Catastrophe counterbalanced by ingenuity
Through informed and informative talking heads, from young climate activists to figures within the fossil fuel industry, Emma Davie’s film was greatly revealing. The necessarily gloomy elements about potential climate catastrophe and the important counterbalance that humanity’s will and ingenuity still offer hope are by now familiar, of course.
Yet the sheer depth of explanation – from the role played by financial markets, to the real efficacy of certain techniques like carbon capture, to who really owns North Sea oil (mostly private equity firms and nations like China and Malaysia) – made for a calm, informative, eye-opening experience. To know why COP26 is so important, Black Black Oil is prescribed viewing.
Shadowy figures are effortlessly funny
Elsewhere, one of the most thrillingly inventive, gripping, must-watch fantasy series of recent times returned to our screens this week. Not Doctor Who (BBC One), although that was back too – What We Do In the Shadows (BBC Two) is the programme that’s really in its groove.
It’s unfair to compare, because Who has had ten more series for its format to become overfamiliar, but WWDITS – the telly spin-off from Jemaine Clement and Taika Waititi’s 2014 vampire comedy film about a quartet of amusingly mundane vampires living an eternal undead existence in New York – continues to click beautifully.
The second series ended with alpha-male Ottoman warrior Nandor the Relentless’ (Kayvan Novak) mild-mannered housekeeper/familiar Guillermo (Harvey Guillen) discovering his vampire hunter heritage and slaughtering the entire Vampiric Council for the American Eastern Seaboard before they could destroy his master and his friends.
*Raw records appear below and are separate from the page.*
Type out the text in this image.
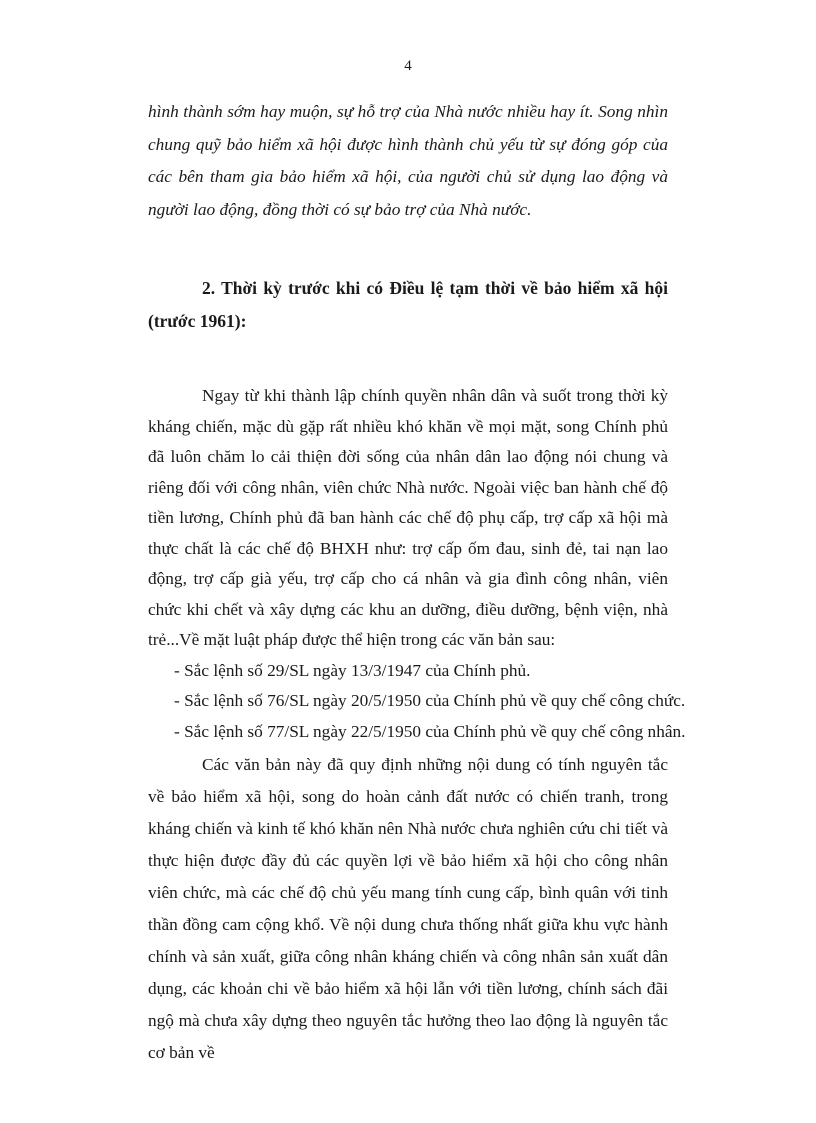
4

hình thành sớm hay muộn, sự hỗ trợ của Nhà nước nhiều hay ít. Song nhìn chung quỹ bảo hiểm xã hội được hình thành chủ yếu từ sự đóng góp của các bên tham gia bảo hiểm xã hội, của người chủ sử dụng lao động và người lao động, đồng thời có sự bảo trợ của Nhà nước.

2. Thời kỳ trước khi có Điều lệ tạm thời về bảo hiểm xã hội (trước 1961):

Ngay từ khi thành lập chính quyền nhân dân và suốt trong thời kỳ kháng chiến, mặc dù gặp rất nhiều khó khăn về mọi mặt, song Chính phủ đã luôn chăm lo cải thiện đời sống của nhân dân lao động nói chung và riêng đối với công nhân, viên chức Nhà nước. Ngoài việc ban hành chế độ tiền lương, Chính phủ đã ban hành các chế độ phụ cấp, trợ cấp xã hội mà thực chất là các chế độ BHXH như: trợ cấp ốm đau, sinh đẻ, tai nạn lao động, trợ cấp già yếu, trợ cấp cho cá nhân và gia đình công nhân, viên chức khi chết và xây dựng các khu an dưỡng, điều dưỡng, bệnh viện, nhà trẻ...Về mặt luật pháp được thể hiện trong các văn bản sau:

- Sắc lệnh số 29/SL ngày 13/3/1947 của Chính phủ.
- Sắc lệnh số 76/SL ngày 20/5/1950 của Chính phủ về quy chế công chức.
- Sắc lệnh số 77/SL ngày 22/5/1950 của Chính phủ về quy chế công nhân.

Các văn bản này đã quy định những nội dung có tính nguyên tắc về bảo hiểm xã hội, song do hoàn cảnh đất nước có chiến tranh, trong kháng chiến và kinh tế khó khăn nên Nhà nước chưa nghiên cứu chi tiết và thực hiện được đầy đủ các quyền lợi về bảo hiểm xã hội cho công nhân viên chức, mà các chế độ chủ yếu mang tính cung cấp, bình quân với tinh thần đồng cam cộng khổ. Về nội dung chưa thống nhất giữa khu vực hành chính và sản xuất, giữa công nhân kháng chiến và công nhân sản xuất dân dụng, các khoản chi về bảo hiểm xã hội lẫn với tiền lương, chính sách đãi ngộ mà chưa xây dựng theo nguyên tắc hưởng theo lao động là nguyên tắc cơ bản về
Now the foursome have been appointed the new Council by default, while Guillermo languishes in a basement prison, fed on room temperature raw chicken as the others figure out which to do with him. WWDITS remains perfectly formed, joyously unpredictable and effortlessly funny.
Jury out on the new Who?
The jury’s out on the new Who until we see the whole series, especially as departing showrunner Chris Chibnall has gone for the multi-part story approach which boosted Who spin-off Torchwood. The first episode of ‘Flux’ was a fun enough romp, with scary new baddy Swarm, irascible dog-man Karvanista and returning villains the Weeping Angels and the Sontarans joining new companion / walking advert for Liverpool Dan (John Bishop), whose key character traits so far are ‘dry sense of humour’ and ‘lives next door to Anfield’.
Jodie Whittaker’s spirited turn as the Doctor under Chibnall is nearly over, with the series’ saviour Russell T. Davies soon to return, and the intention seems to be to go out with a breakneck bang. The two shows are apples and oranges, but by comparison to What We Do In the Shadows’ dry intimacy, Who felt somewhat overstuffed.